This time of year, hearts are everywhere. The well-known symbol of Valentine’s Day floods us all. However, artists make use of the heart year round, and throughout history.
The popular icon for the heart can be traced all the way back to before the last Ice Age. Cro-Magnon hunters use the symbol in pictograms, although we can’t be sure what exactly it meant to them. The meaning of the symbol would become universal in the Middle Ages.
Historians think the modern symbol originated from the shape of the ivy leaf. Stylized, rounded leaves decorating vessels, urns, and tombstones portray eternal love. Inspired by the art and ornamentation of the early depictions, monastic illustrators painted images of Trees of Life bearing red, heart-shaped leaves. The green leaves became red for the color of warm blood, good luck, and health. The modern concept of the heart symbol was born.
The symbol of the “playing-card heart” became universal as time passed, reaching numerous religions and cultures worldwide. Today’s symbol of the curved heart now encompasses a wide range of emotions and meanings.
At Last, My Love has Come Along by Elizabeth Robinson is titled after the song famously performed by jazz vocalist Etta James. Created with bright colors and bold patterns in the recognizable heart shape, the glass brings the music to life. You can almost hear the moody, vibrant sounds of jazz coming through the piece — the discordant clash of red and yellow along with slashes of black make you feel the dissonant chords that then melt and resolve into a whole piece of beautiful art that somehow flows together seamlessly.
The Robinson piece used the heart shape to represent the idea of love in music, and this necklace by Beth Taylor alludes to a well-known poem by e e cummings.

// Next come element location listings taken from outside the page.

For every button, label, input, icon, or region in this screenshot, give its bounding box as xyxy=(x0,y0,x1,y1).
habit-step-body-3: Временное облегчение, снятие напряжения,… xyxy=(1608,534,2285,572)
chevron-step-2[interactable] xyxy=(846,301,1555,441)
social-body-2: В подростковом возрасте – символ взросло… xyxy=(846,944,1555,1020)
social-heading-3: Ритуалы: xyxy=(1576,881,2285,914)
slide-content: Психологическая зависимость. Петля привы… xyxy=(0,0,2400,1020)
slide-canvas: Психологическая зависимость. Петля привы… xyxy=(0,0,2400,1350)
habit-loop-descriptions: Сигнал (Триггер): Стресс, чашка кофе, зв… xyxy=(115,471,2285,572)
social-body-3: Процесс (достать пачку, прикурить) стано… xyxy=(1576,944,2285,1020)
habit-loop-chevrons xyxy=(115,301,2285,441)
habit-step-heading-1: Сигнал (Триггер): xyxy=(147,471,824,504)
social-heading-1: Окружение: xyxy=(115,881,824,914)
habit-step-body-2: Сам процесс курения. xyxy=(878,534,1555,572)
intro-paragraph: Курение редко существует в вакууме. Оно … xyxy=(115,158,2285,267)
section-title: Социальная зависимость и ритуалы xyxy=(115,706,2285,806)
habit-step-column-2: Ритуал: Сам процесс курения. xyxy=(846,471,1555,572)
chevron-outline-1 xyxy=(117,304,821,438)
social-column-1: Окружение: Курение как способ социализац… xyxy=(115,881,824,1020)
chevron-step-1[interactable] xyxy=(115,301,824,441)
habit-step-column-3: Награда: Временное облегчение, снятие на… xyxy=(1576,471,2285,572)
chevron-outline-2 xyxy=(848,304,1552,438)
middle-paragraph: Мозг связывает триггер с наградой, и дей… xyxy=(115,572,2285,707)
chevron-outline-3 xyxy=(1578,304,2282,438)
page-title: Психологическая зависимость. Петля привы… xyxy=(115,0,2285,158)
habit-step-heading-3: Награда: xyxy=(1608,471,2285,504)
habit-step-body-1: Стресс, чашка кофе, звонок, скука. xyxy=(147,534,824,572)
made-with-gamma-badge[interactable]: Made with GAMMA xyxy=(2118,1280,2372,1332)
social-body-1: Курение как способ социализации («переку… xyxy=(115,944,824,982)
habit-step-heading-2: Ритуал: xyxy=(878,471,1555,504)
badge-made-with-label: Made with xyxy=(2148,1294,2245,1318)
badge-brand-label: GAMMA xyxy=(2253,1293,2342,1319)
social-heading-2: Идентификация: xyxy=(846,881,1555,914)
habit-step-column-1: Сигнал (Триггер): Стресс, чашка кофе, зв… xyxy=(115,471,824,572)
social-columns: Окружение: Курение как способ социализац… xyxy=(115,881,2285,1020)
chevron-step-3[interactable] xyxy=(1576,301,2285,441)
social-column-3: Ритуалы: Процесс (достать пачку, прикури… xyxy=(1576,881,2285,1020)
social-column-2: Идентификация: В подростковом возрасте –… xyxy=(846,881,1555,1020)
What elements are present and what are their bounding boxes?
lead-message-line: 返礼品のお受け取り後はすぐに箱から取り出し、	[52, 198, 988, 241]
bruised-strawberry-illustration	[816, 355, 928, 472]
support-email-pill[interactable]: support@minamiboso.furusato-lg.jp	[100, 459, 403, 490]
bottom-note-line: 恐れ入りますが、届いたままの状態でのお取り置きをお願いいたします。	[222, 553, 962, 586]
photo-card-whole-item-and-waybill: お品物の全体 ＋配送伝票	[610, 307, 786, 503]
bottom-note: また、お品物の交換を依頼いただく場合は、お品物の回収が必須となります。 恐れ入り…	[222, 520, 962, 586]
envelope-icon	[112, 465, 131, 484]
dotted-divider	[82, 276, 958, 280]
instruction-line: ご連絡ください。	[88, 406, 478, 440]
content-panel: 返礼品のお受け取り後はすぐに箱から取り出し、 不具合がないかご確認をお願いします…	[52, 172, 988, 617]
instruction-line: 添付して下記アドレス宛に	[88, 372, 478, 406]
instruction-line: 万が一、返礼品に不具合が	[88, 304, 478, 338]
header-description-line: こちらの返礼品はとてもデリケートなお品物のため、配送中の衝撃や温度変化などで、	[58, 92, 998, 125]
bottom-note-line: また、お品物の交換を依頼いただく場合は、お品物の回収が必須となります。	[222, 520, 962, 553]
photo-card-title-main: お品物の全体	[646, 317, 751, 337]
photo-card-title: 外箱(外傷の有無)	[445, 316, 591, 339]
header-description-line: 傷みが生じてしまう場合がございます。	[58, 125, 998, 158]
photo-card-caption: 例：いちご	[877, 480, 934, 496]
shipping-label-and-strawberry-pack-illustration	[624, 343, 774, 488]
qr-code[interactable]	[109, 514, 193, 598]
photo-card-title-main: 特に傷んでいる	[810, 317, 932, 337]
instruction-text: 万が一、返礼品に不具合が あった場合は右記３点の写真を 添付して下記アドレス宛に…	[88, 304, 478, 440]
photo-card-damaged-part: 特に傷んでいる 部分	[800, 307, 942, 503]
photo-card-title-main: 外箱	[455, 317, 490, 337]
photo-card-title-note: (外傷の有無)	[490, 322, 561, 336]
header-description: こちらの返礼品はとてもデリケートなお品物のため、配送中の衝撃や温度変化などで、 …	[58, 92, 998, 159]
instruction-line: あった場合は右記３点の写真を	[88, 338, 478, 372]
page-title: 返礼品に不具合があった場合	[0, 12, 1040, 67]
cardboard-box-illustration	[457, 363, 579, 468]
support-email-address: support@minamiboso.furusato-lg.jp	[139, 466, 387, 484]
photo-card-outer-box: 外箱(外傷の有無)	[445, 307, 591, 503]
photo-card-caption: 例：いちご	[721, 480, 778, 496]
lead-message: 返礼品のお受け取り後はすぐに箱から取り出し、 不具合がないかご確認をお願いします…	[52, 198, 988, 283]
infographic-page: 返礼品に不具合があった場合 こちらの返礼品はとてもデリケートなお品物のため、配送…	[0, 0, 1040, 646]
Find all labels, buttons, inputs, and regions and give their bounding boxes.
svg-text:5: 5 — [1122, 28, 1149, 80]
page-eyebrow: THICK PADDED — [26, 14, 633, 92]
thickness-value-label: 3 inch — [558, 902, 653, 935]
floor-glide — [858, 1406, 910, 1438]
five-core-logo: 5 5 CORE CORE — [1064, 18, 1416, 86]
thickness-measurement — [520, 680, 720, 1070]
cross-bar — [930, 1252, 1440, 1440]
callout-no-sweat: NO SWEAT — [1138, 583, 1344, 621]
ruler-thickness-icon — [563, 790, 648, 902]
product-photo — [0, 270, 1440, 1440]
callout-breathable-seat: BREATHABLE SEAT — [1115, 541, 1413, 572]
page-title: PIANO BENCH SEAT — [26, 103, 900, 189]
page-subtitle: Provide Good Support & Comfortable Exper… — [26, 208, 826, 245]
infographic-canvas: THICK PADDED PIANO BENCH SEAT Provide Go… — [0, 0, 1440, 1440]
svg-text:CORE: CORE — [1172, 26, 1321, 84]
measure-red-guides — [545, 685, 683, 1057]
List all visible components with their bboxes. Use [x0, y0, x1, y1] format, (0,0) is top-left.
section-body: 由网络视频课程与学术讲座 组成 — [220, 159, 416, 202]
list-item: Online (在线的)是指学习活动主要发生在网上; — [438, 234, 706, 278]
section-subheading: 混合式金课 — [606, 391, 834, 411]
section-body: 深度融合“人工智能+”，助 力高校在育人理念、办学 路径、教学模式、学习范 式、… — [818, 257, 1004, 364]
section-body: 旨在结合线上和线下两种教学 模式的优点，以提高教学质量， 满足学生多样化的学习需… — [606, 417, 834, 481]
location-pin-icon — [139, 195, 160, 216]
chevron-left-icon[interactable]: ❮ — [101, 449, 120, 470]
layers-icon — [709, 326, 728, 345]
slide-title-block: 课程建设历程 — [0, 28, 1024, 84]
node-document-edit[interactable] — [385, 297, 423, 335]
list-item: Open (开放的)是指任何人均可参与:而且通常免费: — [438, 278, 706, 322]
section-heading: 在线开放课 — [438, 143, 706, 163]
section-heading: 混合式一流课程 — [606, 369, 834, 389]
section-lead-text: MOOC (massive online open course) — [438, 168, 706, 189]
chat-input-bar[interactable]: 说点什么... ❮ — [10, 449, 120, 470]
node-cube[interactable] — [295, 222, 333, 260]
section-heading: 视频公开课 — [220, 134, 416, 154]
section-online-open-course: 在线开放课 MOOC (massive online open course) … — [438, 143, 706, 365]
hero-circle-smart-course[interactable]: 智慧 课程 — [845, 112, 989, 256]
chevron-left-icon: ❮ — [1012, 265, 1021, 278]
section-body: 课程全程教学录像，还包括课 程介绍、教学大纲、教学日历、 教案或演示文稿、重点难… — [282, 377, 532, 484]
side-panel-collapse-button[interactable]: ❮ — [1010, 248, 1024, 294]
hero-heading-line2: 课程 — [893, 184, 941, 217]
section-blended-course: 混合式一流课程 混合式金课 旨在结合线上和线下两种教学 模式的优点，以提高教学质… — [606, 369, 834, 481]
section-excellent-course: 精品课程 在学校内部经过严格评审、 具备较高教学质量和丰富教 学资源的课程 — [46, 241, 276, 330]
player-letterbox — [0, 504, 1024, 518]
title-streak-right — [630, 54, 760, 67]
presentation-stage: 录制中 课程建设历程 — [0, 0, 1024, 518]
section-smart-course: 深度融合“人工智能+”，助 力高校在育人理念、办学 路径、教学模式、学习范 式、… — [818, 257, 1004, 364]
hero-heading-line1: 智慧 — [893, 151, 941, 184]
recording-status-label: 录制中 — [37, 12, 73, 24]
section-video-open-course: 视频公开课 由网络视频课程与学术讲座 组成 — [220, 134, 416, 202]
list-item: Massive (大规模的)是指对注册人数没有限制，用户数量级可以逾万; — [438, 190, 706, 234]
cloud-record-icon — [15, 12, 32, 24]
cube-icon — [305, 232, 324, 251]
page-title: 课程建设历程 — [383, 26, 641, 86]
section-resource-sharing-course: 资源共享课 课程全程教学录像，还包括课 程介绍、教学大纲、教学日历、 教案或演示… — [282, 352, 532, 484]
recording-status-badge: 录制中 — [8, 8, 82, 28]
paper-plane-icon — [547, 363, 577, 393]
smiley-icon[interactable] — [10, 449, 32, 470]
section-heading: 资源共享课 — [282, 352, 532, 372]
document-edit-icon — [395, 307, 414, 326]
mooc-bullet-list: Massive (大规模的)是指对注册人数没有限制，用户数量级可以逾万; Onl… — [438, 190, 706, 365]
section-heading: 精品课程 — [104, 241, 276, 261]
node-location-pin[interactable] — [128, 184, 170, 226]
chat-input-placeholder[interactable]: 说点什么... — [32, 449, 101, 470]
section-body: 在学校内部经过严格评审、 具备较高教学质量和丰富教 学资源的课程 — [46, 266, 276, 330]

The poem is one of my personal favorites, and I love the way this artist conveys the literary meaning by placing the words inside the different layers of the heart.
i carry your heart with me(i carry it inmy heart)i am never without it(anywherei go you go,my dear;and whatever is doneby only me is your doing,my darling)– e e cummings
This sculpture by Cathy Broski is a piece that can truly mean something different to everyone who views it. Whether the hearts represent children, a couple, parents, or other loved ones — or whether the hand is our own, someone else’s, or something bigger — is open for interpretation.
The open design of Chatham Heart by Kerry Vesper is a subtle, flowing take on the traditional heart shape. Originally commissioned by a cardiologist for installation in the Chatham Art Center, this artistic representation of the physical heart is a beautiful piece.
Artists use the symbol of the heart to represent abstract ideas, express love, or even to literally stand for the actual organ. The symbol of the heart is found everywhere. What does this symbol mean to you?